Ma première expérience de plongeur dans la mer

On m’a dit que les pressions sous-marines sont plus importantes que celle dans les piscines. Mais le lieu de prédilection de tous les amateurs de plongée c’est évidemment la mer. Parce que là, on ne plonge pas pour jauger sa technicité, mais pour observer la magnificence de faune et flore sous-marine. Mon baptême de plongée est assisté par un excellent moniteur. Bien que j’aie l’habitude de plonger dans des eaux de lac de 8m de profondeur, j’ai eu quelques douleurs, ou plutôt de malaises. Si je n’ai pas le réflexe de me pincer le nez et de souffler légèrement avec la bouche fermée, la douleur au niveau de l‘oreille ne s’arrête pas. Lors de la remontée, j’ai également oublié d’expirer assez parce que j’étais paniquée. Mon vertige a duré quelques secondes et ayant perdu le repère spatial, je ne savais plus où m’orienter. Mais heureusement le moniteur intervient à temps pour me rappeler ce qu’il faut faire. L’autre membre du club a connu aussi un moment d’essoufflement à cause d’un palmage vigoureux et il a dû expirer longuement afin de chasser le plus de gaz carbonique possible. Mais lors de la prochaine plongée, nous avions appris les consignes de sécurité par cœur et tout se passe à merveille.

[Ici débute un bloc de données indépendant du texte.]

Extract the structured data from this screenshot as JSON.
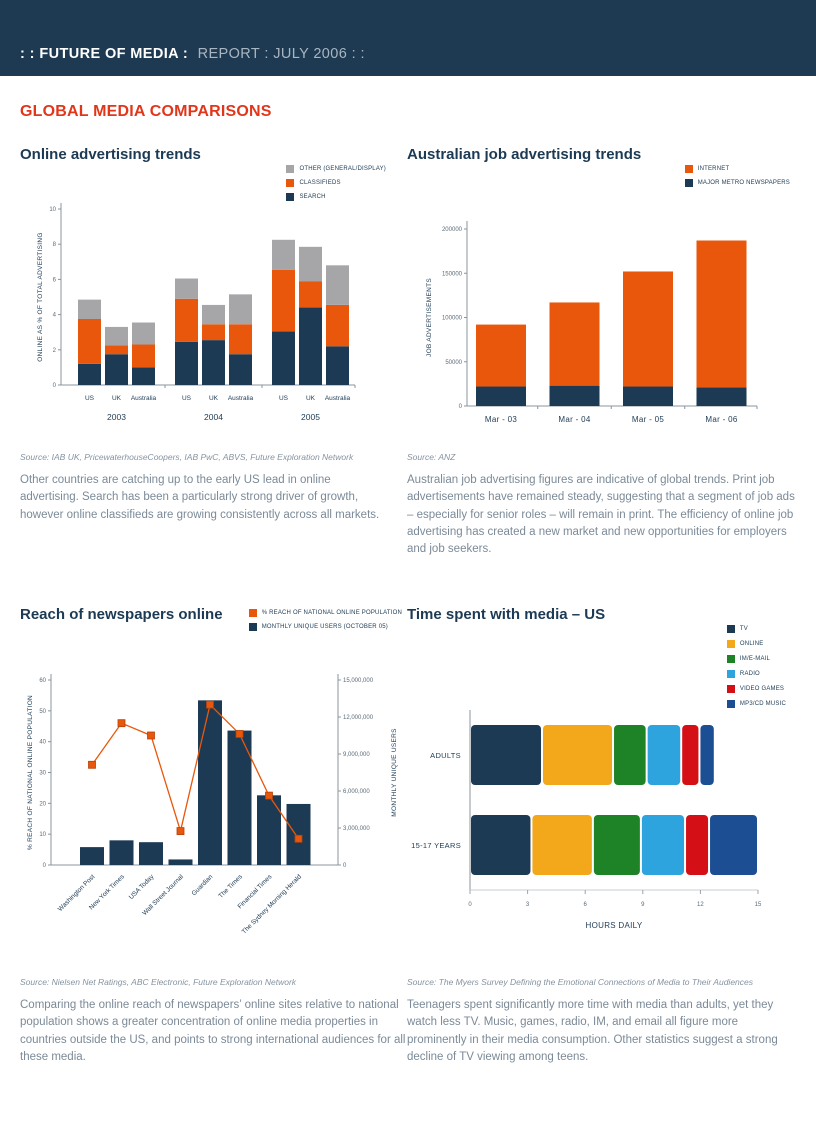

Le plaisir d’évoluer en apesanteur est immense. J’expérimente aussi d’autres sensations, ce plaisir d’être en totale symbiose avec la nature tout en regardant la population sous-marine comme les tortues, les dauphins, les mérous. D’autre part, la beauté de la faune et flore multicolore, les rayons de soleil qui s’infiltrent dans le bleu profond, le calme exceptionnel est bienfaisant. Mais ce divertissement idyllique a cependant un prix. Pour pouvoir bénéficier d’une quarantaine de minutes d’immersion voire plus, j’ai dû prendre beaucoup de précautions afin de réduire les risques de compression. Enfin, même après la plongée, il est interdit de faire des efforts inutiles, de faire l’apnée ou de prendre l’avion le jour où on a fait la plongée.